Many story gurus/theorists claim a methodical approach to story structure as the best means towards creating a story of substance. Whether it be through a template of beats or a heroic journey from one world to the next, this advice aids the writer, yet never truly tells them as to why they should be adhering these ideas. Lacking a concrete explanation as to the meaning of these story points, the writer can do little more than follow along and hope for the best. More often than not, this approach leads to the same story, told in the same way, with little to no substance.
Contrast this sad result with the varied opportunities left open to writers who understand Dramatica’s concept of the Four Throughlines. As we have seen throughout this series, the order or beats that a story goes through pale in comparison to the power of focusing a story’s conflict on purposeful explorations of unique and connected throughlines. What there is to cover becomes far more important than hitting those beats.
With this approach, the writer can avoid the same ‘ol same ‘ol, allowing their muse to create with intent.
Complete stories cover external and internal conflicts simultaneously.

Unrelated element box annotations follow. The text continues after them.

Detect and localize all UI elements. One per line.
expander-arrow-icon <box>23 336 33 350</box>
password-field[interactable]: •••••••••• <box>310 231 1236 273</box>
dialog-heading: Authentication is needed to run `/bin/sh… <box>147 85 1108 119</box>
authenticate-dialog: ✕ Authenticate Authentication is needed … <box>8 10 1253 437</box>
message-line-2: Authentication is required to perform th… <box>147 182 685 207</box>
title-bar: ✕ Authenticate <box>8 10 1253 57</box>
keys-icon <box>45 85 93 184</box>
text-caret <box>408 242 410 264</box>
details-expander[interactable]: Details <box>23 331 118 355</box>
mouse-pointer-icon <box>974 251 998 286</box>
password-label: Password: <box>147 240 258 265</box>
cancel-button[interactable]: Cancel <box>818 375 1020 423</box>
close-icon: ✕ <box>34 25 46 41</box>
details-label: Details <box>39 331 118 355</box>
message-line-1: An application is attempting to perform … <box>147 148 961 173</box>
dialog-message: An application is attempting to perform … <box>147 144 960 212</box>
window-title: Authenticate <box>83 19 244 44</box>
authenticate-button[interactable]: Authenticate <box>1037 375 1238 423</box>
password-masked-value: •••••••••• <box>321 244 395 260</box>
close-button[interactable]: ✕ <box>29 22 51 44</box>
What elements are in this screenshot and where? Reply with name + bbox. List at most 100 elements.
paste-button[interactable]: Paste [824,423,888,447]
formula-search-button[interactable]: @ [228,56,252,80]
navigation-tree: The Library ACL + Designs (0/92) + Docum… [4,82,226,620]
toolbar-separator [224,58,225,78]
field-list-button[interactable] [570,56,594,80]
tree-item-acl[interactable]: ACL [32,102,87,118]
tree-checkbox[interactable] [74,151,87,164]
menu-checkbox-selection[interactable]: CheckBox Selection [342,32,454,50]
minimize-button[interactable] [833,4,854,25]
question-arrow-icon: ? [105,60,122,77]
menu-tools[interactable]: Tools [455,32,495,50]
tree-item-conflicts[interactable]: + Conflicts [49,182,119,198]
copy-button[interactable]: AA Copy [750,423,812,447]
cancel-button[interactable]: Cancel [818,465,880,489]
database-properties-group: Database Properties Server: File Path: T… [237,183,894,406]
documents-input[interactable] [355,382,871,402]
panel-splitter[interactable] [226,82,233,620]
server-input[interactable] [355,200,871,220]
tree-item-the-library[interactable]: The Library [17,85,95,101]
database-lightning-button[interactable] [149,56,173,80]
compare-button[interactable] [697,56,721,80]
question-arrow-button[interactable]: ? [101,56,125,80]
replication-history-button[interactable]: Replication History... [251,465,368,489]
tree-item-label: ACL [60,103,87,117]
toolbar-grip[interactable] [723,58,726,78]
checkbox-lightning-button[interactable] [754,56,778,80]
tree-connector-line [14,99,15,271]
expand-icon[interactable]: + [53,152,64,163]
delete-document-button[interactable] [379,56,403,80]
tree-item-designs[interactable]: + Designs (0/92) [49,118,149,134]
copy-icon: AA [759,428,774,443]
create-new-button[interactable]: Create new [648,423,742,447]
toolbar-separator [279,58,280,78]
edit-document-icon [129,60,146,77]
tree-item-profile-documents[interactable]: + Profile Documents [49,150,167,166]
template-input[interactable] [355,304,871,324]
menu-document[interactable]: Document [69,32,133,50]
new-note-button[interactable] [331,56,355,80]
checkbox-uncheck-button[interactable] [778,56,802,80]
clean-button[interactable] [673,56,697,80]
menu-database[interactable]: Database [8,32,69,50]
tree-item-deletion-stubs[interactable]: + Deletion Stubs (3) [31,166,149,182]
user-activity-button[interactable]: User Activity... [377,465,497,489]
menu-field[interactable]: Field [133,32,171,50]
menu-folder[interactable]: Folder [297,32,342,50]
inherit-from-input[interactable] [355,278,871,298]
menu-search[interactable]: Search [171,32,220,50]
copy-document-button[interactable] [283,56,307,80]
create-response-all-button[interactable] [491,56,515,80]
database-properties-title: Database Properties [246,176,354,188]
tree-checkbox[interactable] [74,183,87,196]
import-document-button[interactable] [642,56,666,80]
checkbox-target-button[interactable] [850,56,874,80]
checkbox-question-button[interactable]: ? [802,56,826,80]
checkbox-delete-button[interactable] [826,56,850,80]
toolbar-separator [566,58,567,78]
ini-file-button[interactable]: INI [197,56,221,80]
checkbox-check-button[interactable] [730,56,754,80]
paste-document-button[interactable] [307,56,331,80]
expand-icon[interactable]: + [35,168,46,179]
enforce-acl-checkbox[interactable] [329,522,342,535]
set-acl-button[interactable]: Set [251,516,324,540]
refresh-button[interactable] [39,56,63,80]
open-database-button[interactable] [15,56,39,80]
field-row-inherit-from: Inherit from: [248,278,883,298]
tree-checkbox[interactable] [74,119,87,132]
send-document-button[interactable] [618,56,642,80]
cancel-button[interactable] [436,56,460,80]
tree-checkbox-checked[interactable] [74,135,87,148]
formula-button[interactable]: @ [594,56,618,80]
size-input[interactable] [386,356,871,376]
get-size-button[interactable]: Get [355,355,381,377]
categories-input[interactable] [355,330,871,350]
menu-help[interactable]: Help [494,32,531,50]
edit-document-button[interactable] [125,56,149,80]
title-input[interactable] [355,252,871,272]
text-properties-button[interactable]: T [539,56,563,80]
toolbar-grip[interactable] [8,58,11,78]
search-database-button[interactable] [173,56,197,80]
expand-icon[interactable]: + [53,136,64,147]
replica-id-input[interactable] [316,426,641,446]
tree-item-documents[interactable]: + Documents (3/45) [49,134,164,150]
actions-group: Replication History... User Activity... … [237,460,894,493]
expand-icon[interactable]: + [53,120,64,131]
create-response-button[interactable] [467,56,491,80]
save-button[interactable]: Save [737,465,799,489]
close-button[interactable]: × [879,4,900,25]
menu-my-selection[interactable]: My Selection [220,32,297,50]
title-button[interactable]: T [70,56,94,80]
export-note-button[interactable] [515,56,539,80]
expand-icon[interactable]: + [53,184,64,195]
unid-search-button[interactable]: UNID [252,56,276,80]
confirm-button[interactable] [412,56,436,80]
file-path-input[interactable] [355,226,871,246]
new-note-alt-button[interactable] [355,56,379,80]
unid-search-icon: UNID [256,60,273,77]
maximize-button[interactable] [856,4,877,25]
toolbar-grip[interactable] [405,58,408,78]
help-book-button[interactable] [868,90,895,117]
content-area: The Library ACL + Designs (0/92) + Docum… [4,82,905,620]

Certain parts of a story will focus on the efforts in the physical world, while others will emphasize the struggle within. Hollywood tends to favor the external struggle found in situations and activities. Why? Visual medium, visual moments of conflict. Rarely do they venture inwards—such an act generally calls for a more ponderous medium.
In the article on exotic story structures, conversation centered around Main Characters with deficient ways of thinking. Both Red in The Shawshank Redemption and Hamlet in his self-titled play stood up as suitable candidates for this particular type of conflict. Yet in the big picture, these two stories explore different areas of conflict.
Shawshank tells the story of men consumed by an intolerable situation. Hamlet, on the other hand, tells the story of men (and a woman or two) consumed by their obsessions and the obsessions of others. Hamlet’s sustained grief for his father and Claudius’ call for “discretion” exemplify the kind of overall story-wide conflict that comes from Problematic Fixed Attitudes. Conflict exists because of what everyone thinks, not because of their particular situation. Matched with Hamlet’s personal struggle over the way he thinks, this universal look at conflicting attitudes creates a story with a personality unlike any other.
Why aren’t there more movies that take advantage of this unique setup?
Communicating deficient psychologies and conflicting mindsets becomes somewhat of a challenge within the sparse confines of a screenplay. Stories that share this particular story “personality”—Amadeus and The Great Gatsby to name a few—stand out in mediums where the struggle over the internal can more readily play out. Novels and plays embrace the internal with a confidence Hollywood cannot. Still, the convenience of that reality does not preclude the possibility of success. Amadeus did pretty well and continues to sit atop many of the “greatest films of all time” charts. For the adventurous and resolute screenwriter the challenge of visualizing the internal lies in wait.
With this final piece of the puzzle, this series on Conflict comes to an end. A comprehensive understanding of conflict and the throughlines that explore them met. Whether internal or external, state or process, every kind of inequity in the known Universe has its spot within the world of story.
But that’s just it…
These areas of conflict are not real. They’re not tangible. They don’t exist as much as they stand for our own perceptions of what we observe and sense. As Melanie Anne Phillips, co-creator of Dramatica, is always fond of quoting, “The energy that flows through a system tends to organize that system” (Buckminister Fuller)—meaning these areas of conflict are built by our own minds. Our personal operating systems call for conflict to fall down these lines. Because we create these stories, it is only natural that they reflect our own internal thought processes.
Stories are models of our own minds at work. The foundation for Dramatica sits upon this idea and instructs its every concept. It’s the reason why every story written with the theory or every story that fits easily into its framework feels complete and comprehensive. As audience members, we know how we think. Stories that honor that knowledge find a special spot in our hearts and in our minds.
If our minds evolve then this structural chart will have to transform as well. But for now, its accuracy stays unparalleled.
The structural chart—these four Areas of Conflict and the Throughlines that attach to them—are not a “system” for creating Hollywood blockbusters. They are not templates or elaborate plotting machines. They are reflections of ourselves. It just so happens that those stories that reflect us the best often become the ones we honor the most—with ticket sales and gold statues.